Participation Inequality
From:
Steven Clift
Date:
2007 Aug 01 22:58 UTC
Short link
A few thoughts:
1. The more GS helps us measure participation
and see it in summary views the easier it will be to test new ideas.
2. I think web views on topics and posts over say the last week would be a
useful way to allow people to navigate some posts/topics.
3. A "recommend" or four/five star rating option next to posts would be a nice
option even if it is primarily done via the web and a recommed click through
in the e-mail footer. (I wonder if we could automatically Digg and Redit posts
recommended from out site?
4. I guesstimate that E-Democracy's use of the two post in 24 hours tool
expands our 1 percent of most active to 3 percent and our 9 percent up to 20 in
some cases. It would be interesting to document our real numbers, compare
forums, and see if we can broaden participation through facilitation/tools
toward specific improvement goals.
See:
http://www.useit.com/alertbox/participation_inequality.html
End bit ...
Your only real choice here is in how you shape the inequality curve's angle Are
you going to have the "usual" 90-9-1 distribution, or the more radical 99-1-0.1
distribution common in some social websites? Can you achieve a more equitable
distribution of, say, 80-16-4? (That is, only 80% lurkers, with 16%
contributing some and 4% contributing the most.)
Although participation will always be somewhat unequal, there are ways to
better equalize it, including:
Make it easier to contribute. The lower the overhead, the more people will jump
through the hoop. For example, Netflix lets users rate movies by clicking a
star rating, which is much easier than writing a natural-language review.
Make participation a side effect. Even better, let users participate with zero
effort by making their contributions a side effect of something else they're
doing. For example, Amazon's "people who bought this book, bought these other
books" recommendations are a side effect of people buying books. You don't have
to do anything special to have your book preferences entered into the system.
Will Hill coined the term read wear for this type of effect: the simple
activity of reading (or using) something will "wear" it down and thus leave its
marks -- just like a cookbook will automatically fall open to the recipe you
prepare the most.
Edit, don't create. Let users build their contributions by modifying existing
templates rather than creating complete entities from scratch. Editing a
template is more enticing and has a gentler learning curve than facing the
horror of a blank page. In avatar-based systems like Second Life, for example,
most users modify standard-issue avatars rather than create their own.
Reward -- but don't over-reward -- participants. Rewarding people for
contributing will help motivate users who have lives outside the Internet, and
thus will broaden your participant base.
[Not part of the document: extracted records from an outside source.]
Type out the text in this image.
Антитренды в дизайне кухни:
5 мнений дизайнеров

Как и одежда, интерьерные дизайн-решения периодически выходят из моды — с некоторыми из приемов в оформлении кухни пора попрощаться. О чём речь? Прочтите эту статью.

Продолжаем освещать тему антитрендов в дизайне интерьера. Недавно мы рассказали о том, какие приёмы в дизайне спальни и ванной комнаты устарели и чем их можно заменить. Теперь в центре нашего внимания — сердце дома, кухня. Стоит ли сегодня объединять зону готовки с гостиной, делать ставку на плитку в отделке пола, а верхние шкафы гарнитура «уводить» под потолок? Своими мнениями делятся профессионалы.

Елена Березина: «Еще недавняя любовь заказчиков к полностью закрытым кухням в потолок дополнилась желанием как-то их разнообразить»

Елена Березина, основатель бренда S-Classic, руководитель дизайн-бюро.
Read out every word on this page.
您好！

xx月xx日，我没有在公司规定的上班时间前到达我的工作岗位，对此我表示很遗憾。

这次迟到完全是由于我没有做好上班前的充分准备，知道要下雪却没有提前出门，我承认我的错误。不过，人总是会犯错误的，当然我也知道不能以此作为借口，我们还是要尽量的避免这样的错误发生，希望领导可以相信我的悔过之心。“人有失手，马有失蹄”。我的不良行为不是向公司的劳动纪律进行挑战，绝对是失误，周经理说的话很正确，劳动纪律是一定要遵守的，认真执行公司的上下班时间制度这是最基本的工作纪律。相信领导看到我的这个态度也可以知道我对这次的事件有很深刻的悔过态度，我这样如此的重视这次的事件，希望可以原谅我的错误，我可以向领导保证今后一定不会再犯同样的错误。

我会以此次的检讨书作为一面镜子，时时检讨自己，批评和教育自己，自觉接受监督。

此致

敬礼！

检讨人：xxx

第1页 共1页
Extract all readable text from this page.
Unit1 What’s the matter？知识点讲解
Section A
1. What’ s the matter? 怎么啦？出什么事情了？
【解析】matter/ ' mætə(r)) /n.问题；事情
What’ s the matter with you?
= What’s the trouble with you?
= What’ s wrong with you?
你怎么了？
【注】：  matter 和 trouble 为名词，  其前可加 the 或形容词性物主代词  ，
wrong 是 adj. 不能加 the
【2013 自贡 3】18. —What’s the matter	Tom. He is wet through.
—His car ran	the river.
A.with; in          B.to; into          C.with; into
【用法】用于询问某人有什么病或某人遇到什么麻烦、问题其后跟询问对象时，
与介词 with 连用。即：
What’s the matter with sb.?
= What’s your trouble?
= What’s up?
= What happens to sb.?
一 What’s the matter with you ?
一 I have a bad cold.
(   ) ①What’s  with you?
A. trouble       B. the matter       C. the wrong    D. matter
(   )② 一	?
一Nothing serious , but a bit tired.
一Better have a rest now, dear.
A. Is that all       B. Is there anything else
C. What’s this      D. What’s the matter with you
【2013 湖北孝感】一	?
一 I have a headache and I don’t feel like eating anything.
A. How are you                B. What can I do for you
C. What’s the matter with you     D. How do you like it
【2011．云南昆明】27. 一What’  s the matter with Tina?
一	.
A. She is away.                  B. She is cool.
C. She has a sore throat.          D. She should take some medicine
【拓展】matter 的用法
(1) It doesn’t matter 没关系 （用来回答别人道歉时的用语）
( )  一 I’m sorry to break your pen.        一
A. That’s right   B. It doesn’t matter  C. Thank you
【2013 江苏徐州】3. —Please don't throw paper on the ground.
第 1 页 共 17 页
Although money is always good, you can
also give contributors preferential treatment (such as discounts or advance
notice of new stuff), or even just put gold stars on their profiles. But don't
give too much to the most active participants, or you'll simply encourage them
to dominate the system even more.
Promote quality contributors. If you display all contributions equally, then
people who post only when they have something important to say will be drowned
out by the torrent of material from the hyperactive 1%. Instead, give extra
prominence to good contributions and to contributions from people who've proven
their value, as indicated by their reputation ranking.Your website's design
undoubtedly influences participation inequality for better or worse. Being
aware of the problem is the first step to alleviating it, and finding ways to
broaden participation will become even more important as the Web's social
networking services continue to grow.